Stuxnet worm mystery: What's the cyber weapon after?
Stuxnet worm attack has been centered on Iran, studies show. Experts offer dueling theories as to the cyber weapon's target: Iran's Bushehr nuclear power plant or the nuclear fuel centrifuge facility at Natanz?
(Page 3 of 3)
In the end, the evidence pointing most strongly toward Bushehr is Bushehr itself, Langner says. "What would be the one prime target that would be worth the whole scenario – all the money, the teams of experts needed to develop Stuxnet? Bushehr is the one target that might be worth the cost."
Skip to next paragraphNot so fast, says Frank Rieger, a German researcher with GSMK, a Berlin encryption firm that has been helping governments on the Stuxnet case, who is familiar with the internal architecture of Stuxnet. His theory is that Stuxnet's target is a different facility in Iran: Natanz.
The Natanz nuclear centrifuge facility is widely condemned as a nuclear weapons threat. It currently produces low-enriched uranium for power plants, but nonproliferation experts it could be converted to produce highly enriched uranium fuel for use in nuclear weapons.
Two things in particular may make Natanz a more likely Stuxnet target, Mr. Rieger says.
• Stuxnet had a halt date. Internal time signatures in Stuxnet appear to prevent it from spreading across computer systems after July 2009. That probably means the attack had to be conducted by then – though such time signatures are not certain.
• Stuxnet appears designed to take over centrifuges' programmable logic controllers. Natanz has thousands of identical centrifuges and identical programmable logic controllers (PLCs), tiny computers for each centrifuge that oversee the centrifuge's temperature, control valves, operating speed, and flow of cooling water. Stuxnet's internal design would allow the malware to take over PLCs one after another, in a cookie-cutter fashion.

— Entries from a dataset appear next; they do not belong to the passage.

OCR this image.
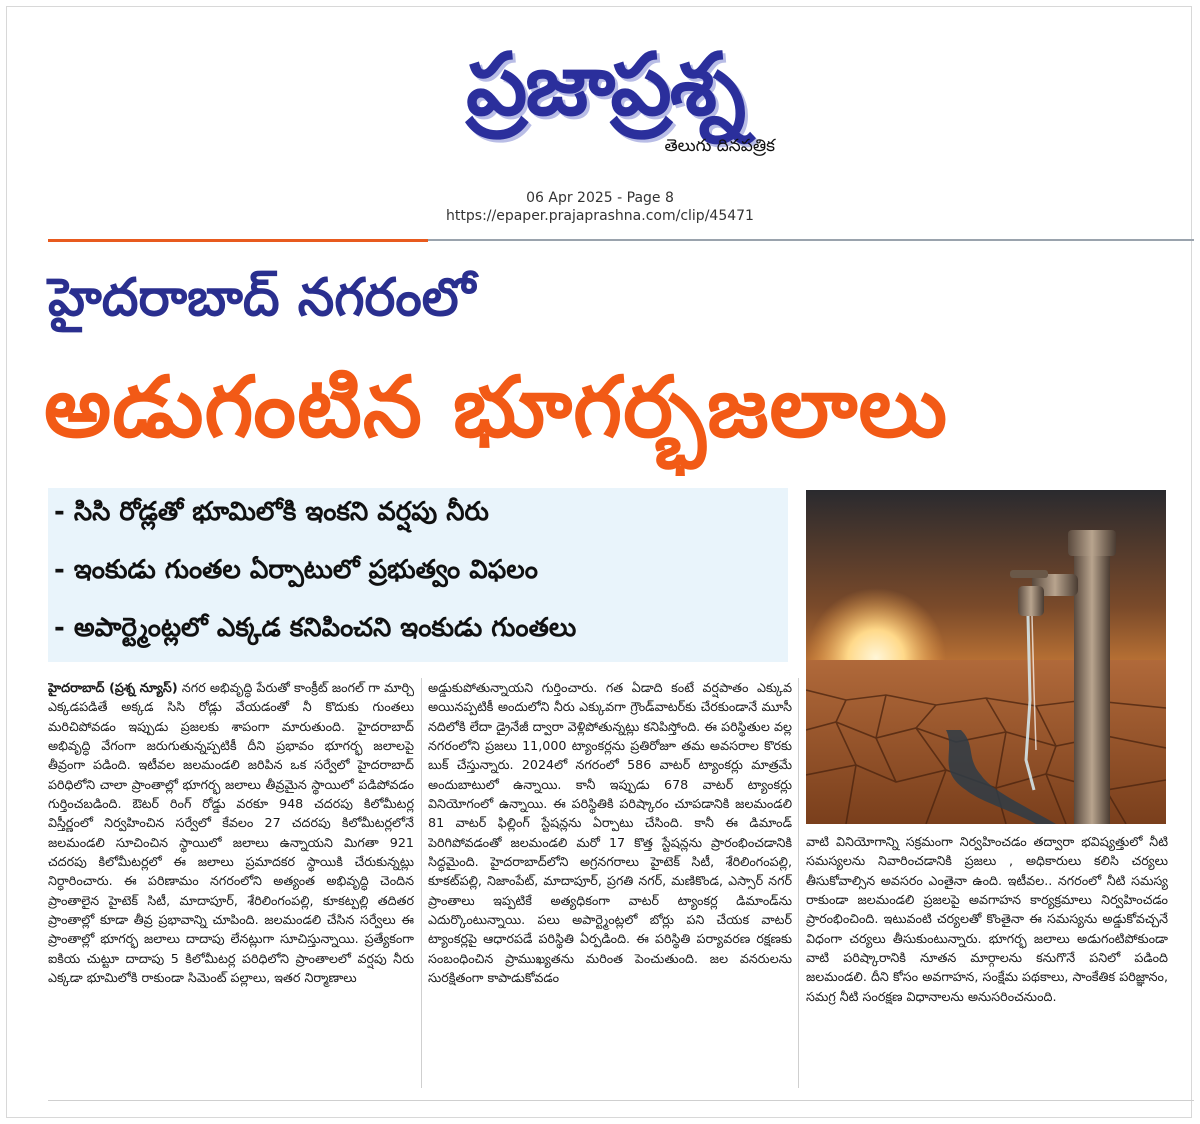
ప్రజాప్రశ్న
తెలుగు దినపత్రిక
06 Apr 2025 - Page 8
https://epaper.prajaprashna.com/clip/45471
హైదరాబాద్ నగరంలో
అడుగంటిన భూగర్భజలాలు
- సిసి రోడ్లతో భూమిలోకి ఇంకని వర్షపు నీరు
- ఇంకుడు గుంతల ఏర్పాటులో ప్రభుత్వం విఫలం
- అపార్ట్మెంట్లలో ఎక్కడ కనిపించని ఇంకుడు గుంతలు

హైదరాబాద్ (ప్రశ్న న్యూస్) నగర అభివృద్ధి పేరుతో కాంక్రీట్ జంగల్ గా మార్చి ఎక్కడపడితే అక్కడ సిసి రోడ్లు వేయడంతో నీ కొదుకు గుంతలు మరిచిపోవడం ఇప్పుడు ప్రజలకు శాపంగా మారుతుంది. హైదరాబాద్ అభివృద్ధి వేగంగా జరుగుతున్నప్పటికీ దీని ప్రభావం భూగర్భ జలాలపై తీవ్రంగా పడింది. ఇటీవల జలమండలి జరిపిన ఒక సర్వేలో హైదరాబాద్ పరిధిలోని చాలా ప్రాంతాల్లో భూగర్భ జలాలు తీవ్రమైన స్థాయిలో పడిపోవడం గుర్తించబడింది. ఔటర్ రింగ్ రోడ్డు వరకూ 948 చదరపు కిలోమీటర్ల విస్తీర్ణంలో నిర్వహించిన సర్వేలో కేవలం 27 చదరపు కిలోమీటర్లలోనే జలమండలి సూచించిన స్థాయిలో జలాలు ఉన్నాయని మిగతా 921 చదరపు కిలోమీటర్లలో ఈ జలాలు ప్రమాదకర స్థాయికి చేరుకున్నట్లు నిర్ధారించారు. ఈ పరిణామం నగరంలోని అత్యంత అభివృద్ధి చెందిన ప్రాంతాలైన హైటెక్ సిటీ, మాదాపూర్, శేరిలింగంపల్లి, కూకట్పల్లి తదితర ప్రాంతాల్లో కూడా తీవ్ర ప్రభావాన్ని చూపింది. జలమండలి చేసిన సర్వేలు ఈ ప్రాంతాల్లో భూగర్భ జలాలు దాదాపు లేనట్లుగా సూచిస్తున్నాయి. ప్రత్యేకంగా ఐకియ చుట్టూ దాదాపు 5 కిలోమీటర్ల పరిధిలోని ప్రాంతాలలో వర్షపు నీరు ఎక్కడా భూమిలోకి రాకుండా సిమెంట్ పల్లాలు, ఇతర నిర్మాణాలు

అడ్డుకుపోతున్నాయని గుర్తించారు. గత ఏడాది కంటే వర్షపాతం ఎక్కువ అయినప్పటికీ అందులోని నీరు ఎక్కువగా గ్రౌండ్‌వాటర్‌కు చేరకుండానే మూసీ నదిలోకి లేదా డ్రైనేజీ ద్వారా వెళ్లిపోతున్నట్లు కనిపిస్తోంది. ఈ పరిస్థితుల వల్ల నగరంలోని ప్రజలు 11,000 ట్యాంకర్లను ప్రతిరోజూ తమ అవసరాల కొరకు బుక్ చేస్తున్నారు. 2024లో నగరంలో 586 వాటర్ ట్యాంకర్లు మాత్రమే అందుబాటులో ఉన్నాయి. కానీ ఇప్పుడు 678 వాటర్ ట్యాంకర్లు వినియోగంలో ఉన్నాయి. ఈ పరిస్థితికి పరిష్కారం చూపడానికి జలమండలి 81 వాటర్ ఫిల్లింగ్ స్టేషన్లను ఏర్పాటు చేసింది. కానీ ఈ డిమాండ్ పెరిగిపోవడంతో జలమండలి మరో 17 కొత్త స్టేషన్లను ప్రారంభించడానికి సిద్ధమైంది. హైదరాబాద్‌లోని అగ్రనగరాలు హైటెక్ సిటీ, శేరిలింగంపల్లి, కూకట్‌పల్లి, నిజాంపేట్, మాదాపూర్, ప్రగతి నగర్, మణికొండ, ఎస్సార్ నగర్ ప్రాంతాలు ఇప్పటికే అత్యధికంగా వాటర్ ట్యాంకర్ల డిమాండ్‌ను ఎదుర్కొంటున్నాయి. పలు అపార్ట్మెంట్లలో బోర్లు పని చేయక వాటర్ ట్యాంకర్లపై ఆధారపడే పరిస్థితి ఏర్పడింది. ఈ పరిస్థితి పర్యావరణ రక్షణకు సంబంధించిన ప్రాముఖ్యతను మరింత పెంచుతుంది. జల వనరులను సురక్షితంగా కాపాడుకోవడం

వాటి వినియోగాన్ని సక్రమంగా నిర్వహించడం తద్వారా భవిష్యత్తులో నీటి సమస్యలను నివారించడానికి ప్రజలు , అధికారులు కలిసి చర్యలు తీసుకోవాల్సిన అవసరం ఎంతైనా ఉంది. ఇటీవల.. నగరంలో నీటి సమస్య రాకుండా జలమండలి ప్రజలపై అవగాహన కార్యక్రమాలు నిర్వహించడం ప్రారంభించింది. ఇటువంటి చర్యలతో కొంతైనా ఈ సమస్యను అడ్డుకోవచ్చనే విధంగా చర్యలు తీసుకుంటున్నారు. భూగర్భ జలాలు అడుగంటిపోకుండా వాటి పరిష్కారానికి నూతన మార్గాలను కనుగొనే పనిలో పడింది జలమండలి. దీని కోసం అవగాహన, సంక్షేమ పథకాలు, సాంకేతిక పరిజ్ఞానం, సమగ్ర నీటి సంరక్షణ విధానాలను అనుసరించనుంది.
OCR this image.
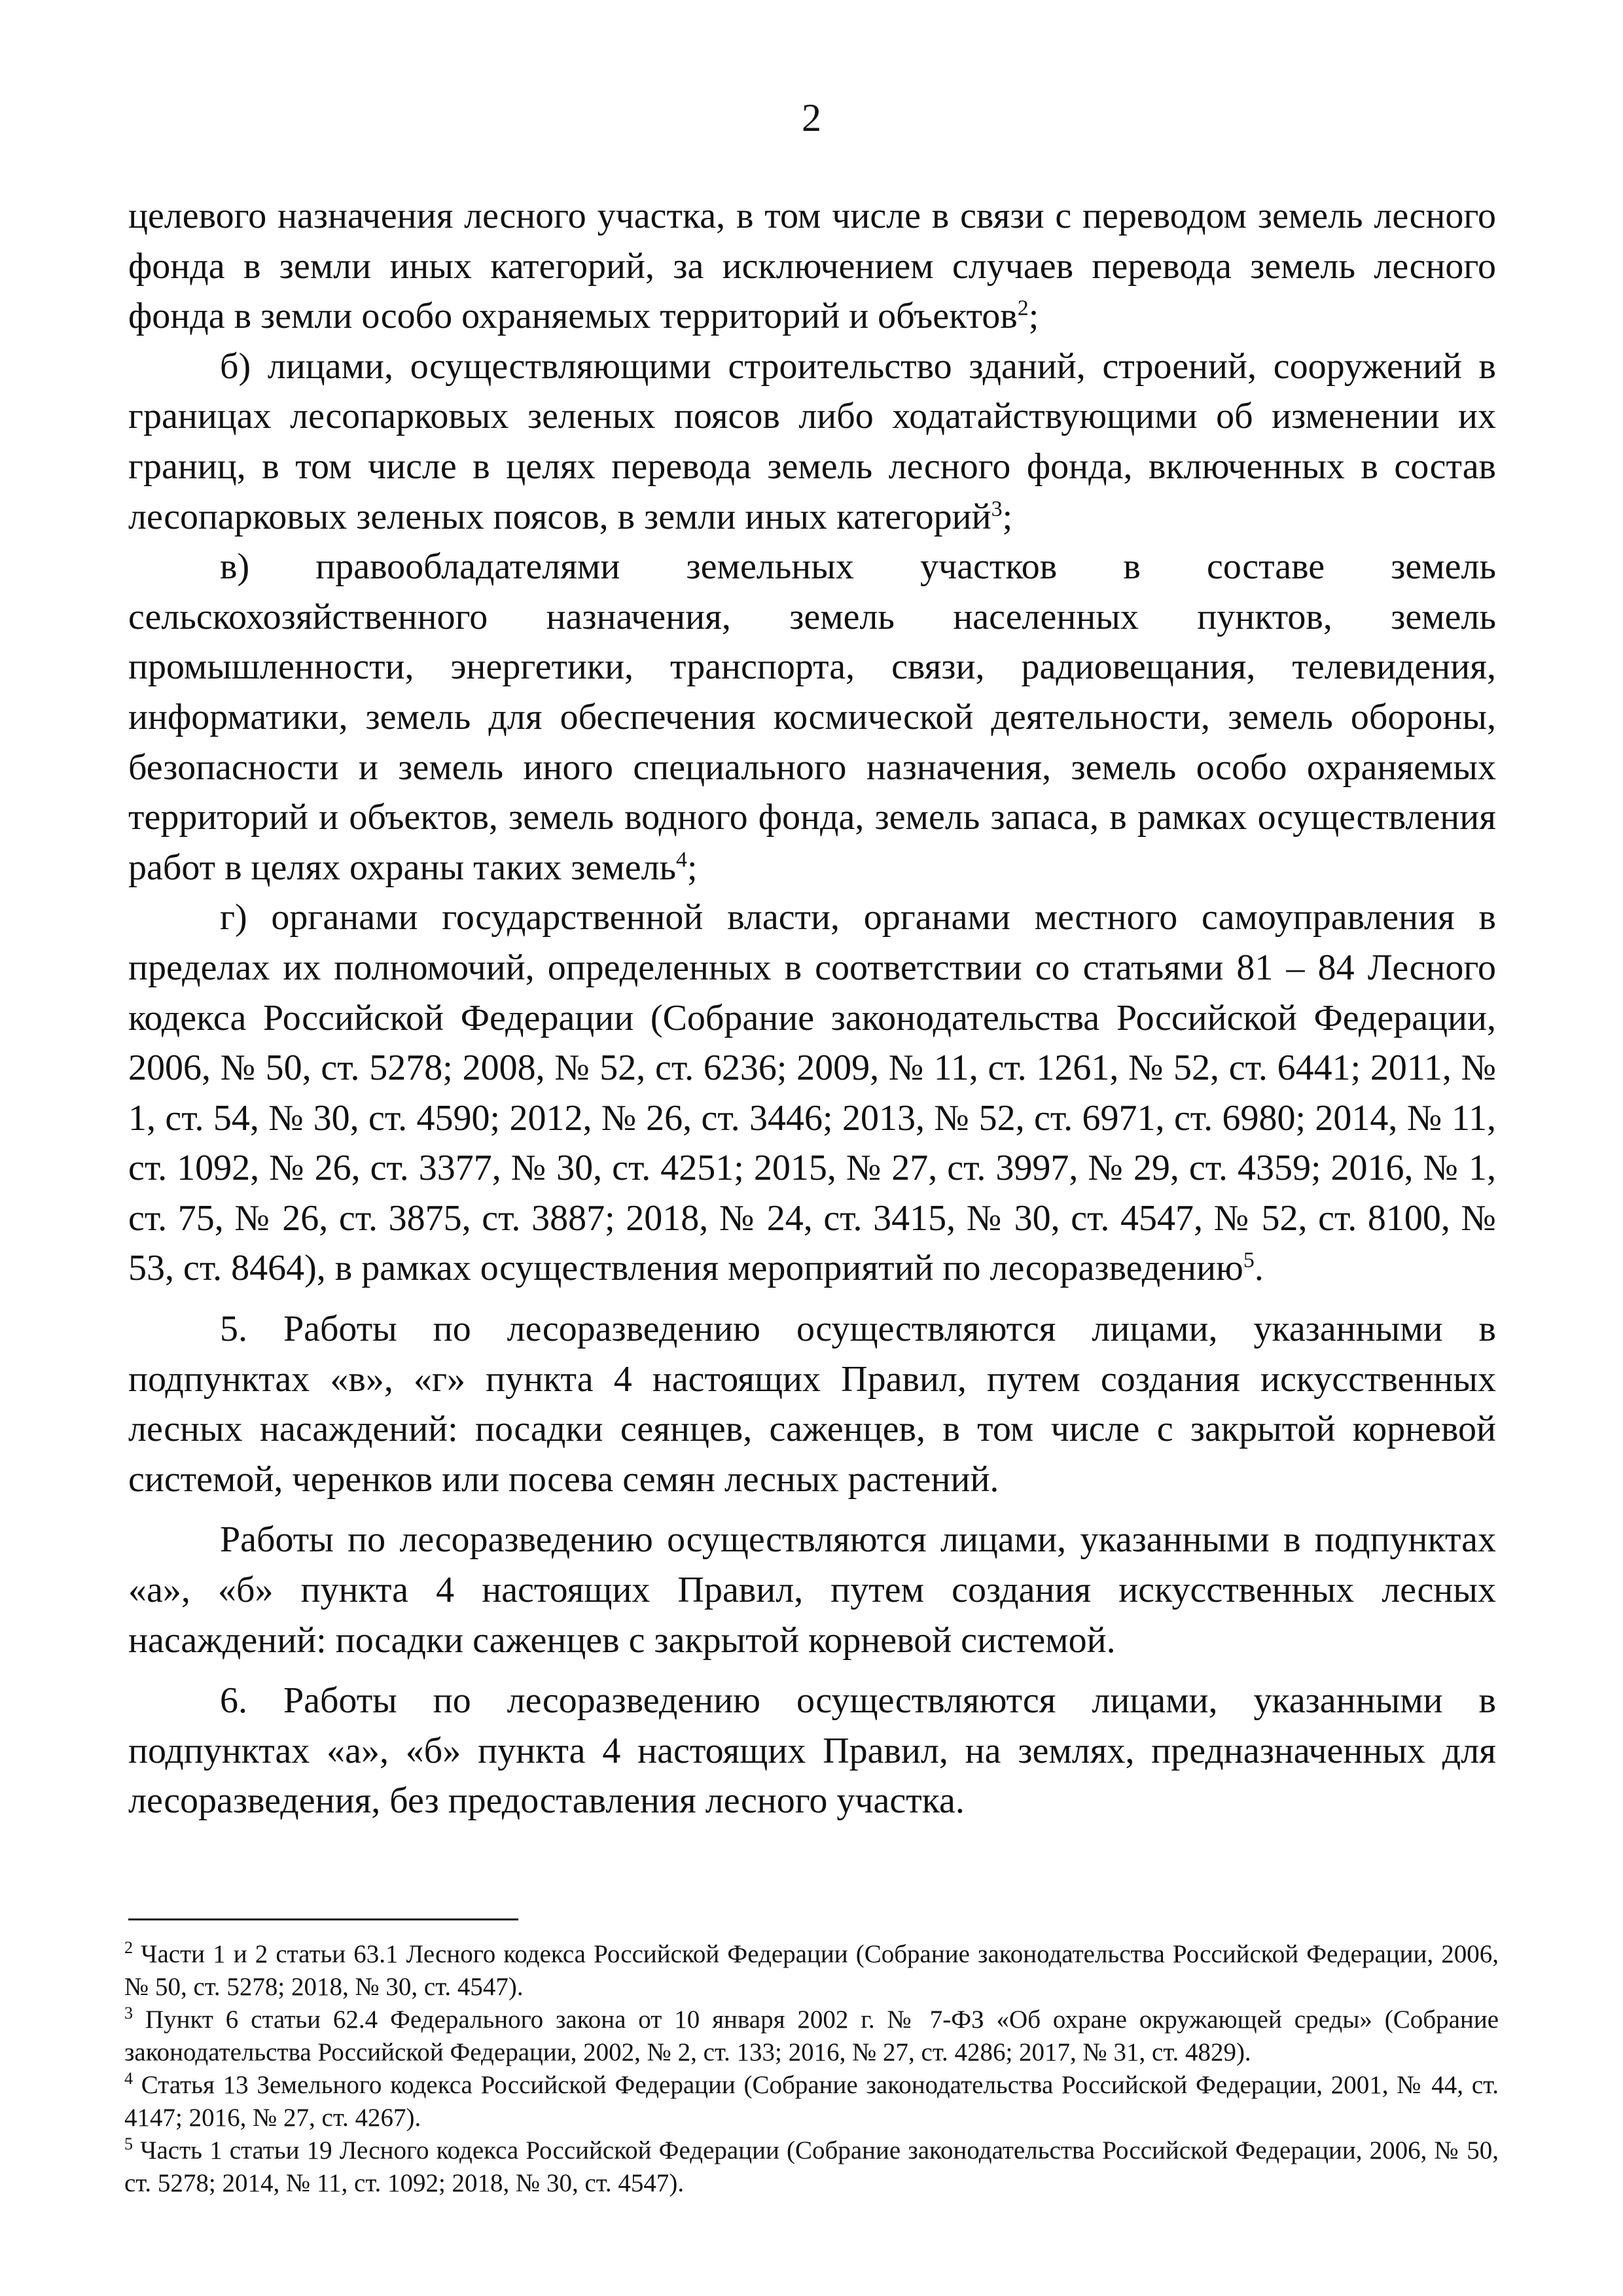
2

целевого назначения лесного участка, в том числе в связи с переводом земель лесного фонда в земли иных категорий, за исключением случаев перевода земель лесного фонда в земли особо охраняемых территорий и объектов$^2$;

б) лицами, осуществляющими строительство зданий, строений, сооружений в границах лесопарковых зеленых поясов либо ходатайствующими об изменении их границ, в том числе в целях перевода земель лесного фонда, включенных в состав лесопарковых зеленых поясов, в земли иных категорий$^3$;

в) правообладателями земельных участков в составе земель сельскохозяйственного назначения, земель населенных пунктов, земель промышленности, энергетики, транспорта, связи, радиовещания, телевидения, информатики, земель для обеспечения космической деятельности, земель обороны, безопасности и земель иного специального назначения, земель особо охраняемых территорий и объектов, земель водного фонда, земель запаса, в рамках осуществления работ в целях охраны таких земель$^4$;

г) органами государственной власти, органами местного самоуправления в пределах их полномочий, определенных в соответствии со статьями 81 – 84 Лесного кодекса Российской Федерации (Собрание законодательства Российской Федерации, 2006, № 50, ст. 5278; 2008, № 52, ст. 6236; 2009, № 11, ст. 1261, № 52, ст. 6441; 2011, № 1, ст. 54, № 30, ст. 4590; 2012, № 26, ст. 3446; 2013, № 52, ст. 6971, ст. 6980; 2014, № 11, ст. 1092, № 26, ст. 3377, № 30, ст. 4251; 2015, № 27, ст. 3997, № 29, ст. 4359; 2016, № 1, ст. 75, № 26, ст. 3875, ст. 3887; 2018, № 24, ст. 3415, № 30, ст. 4547, № 52, ст. 8100, № 53, ст. 8464), в рамках осуществления мероприятий по лесоразведению$^5$.

5. Работы по лесоразведению осуществляются лицами, указанными в подпунктах «в», «г» пункта 4 настоящих Правил, путем создания искусственных лесных насаждений: посадки сеянцев, саженцев, в том числе с закрытой корневой системой, черенков или посева семян лесных растений.

Работы по лесоразведению осуществляются лицами, указанными в подпунктах «а», «б» пункта 4 настоящих Правил, путем создания искусственных лесных насаждений: посадки саженцев с закрытой корневой системой.

6. Работы по лесоразведению осуществляются лицами, указанными в подпунктах «а», «б» пункта 4 настоящих Правил, на землях, предназначенных для лесоразведения, без предоставления лесного участка.

$^2$ Части 1 и 2 статьи 63.1 Лесного кодекса Российской Федерации (Собрание законодательства Российской Федерации, 2006, № 50, ст. 5278; 2018, № 30, ст. 4547).

$^3$ Пункт 6 статьи 62.4 Федерального закона от 10 января 2002 г. № 7-ФЗ «Об охране окружающей среды» (Собрание законодательства Российской Федерации, 2002, № 2, ст. 133; 2016, № 27, ст. 4286; 2017, № 31, ст. 4829).

$^4$ Статья 13 Земельного кодекса Российской Федерации (Собрание законодательства Российской Федерации, 2001, № 44, ст. 4147; 2016, № 27, ст. 4267).

$^5$ Часть 1 статьи 19 Лесного кодекса Российской Федерации (Собрание законодательства Российской Федерации, 2006, № 50, ст. 5278; 2014, № 11, ст. 1092; 2018, № 30, ст. 4547).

"It seems like the parts of Stuxnet dealing with PLCs have been designed to work on multiple nodes at once – which makes it fit well with a centrifuge plant like Natanz," Rieger says. By contrast, Bushehr is a big central facility with many disparate PLCs performing many different functions. Stuxnet seems focused on replicating its intrusion across a lot of identical units in a single plant, he says.
Natanz also may have been hit by Stuxnet in mid-2009, Rieger says. He notes that "a serious, recent, nuclear accident" was reported at that time on WikiLeaks, the same organization that recently revealed US Afghanistan-war documents. About the same time, the BBC reported that the head of Iran's nuclear agency had resigned.
Lending some credence to the notion that Stuxnet attacked more than a year ago, he says, is the International Atomic Energy Agency's finding of a sudden 15 percent drop in the number of working centrifuges at the Natanz site. Rieger posted that data on his blog.
"Bushehr didn't present the immediate threat that Natanz and the other centrifuge plants did at that time and still do," Rieger says. "What is clear is that there was an enormous amount of effort spent to do Stuxnet in this way, and it all points [to a target with] a high level of priority assigned to it by the people who did it."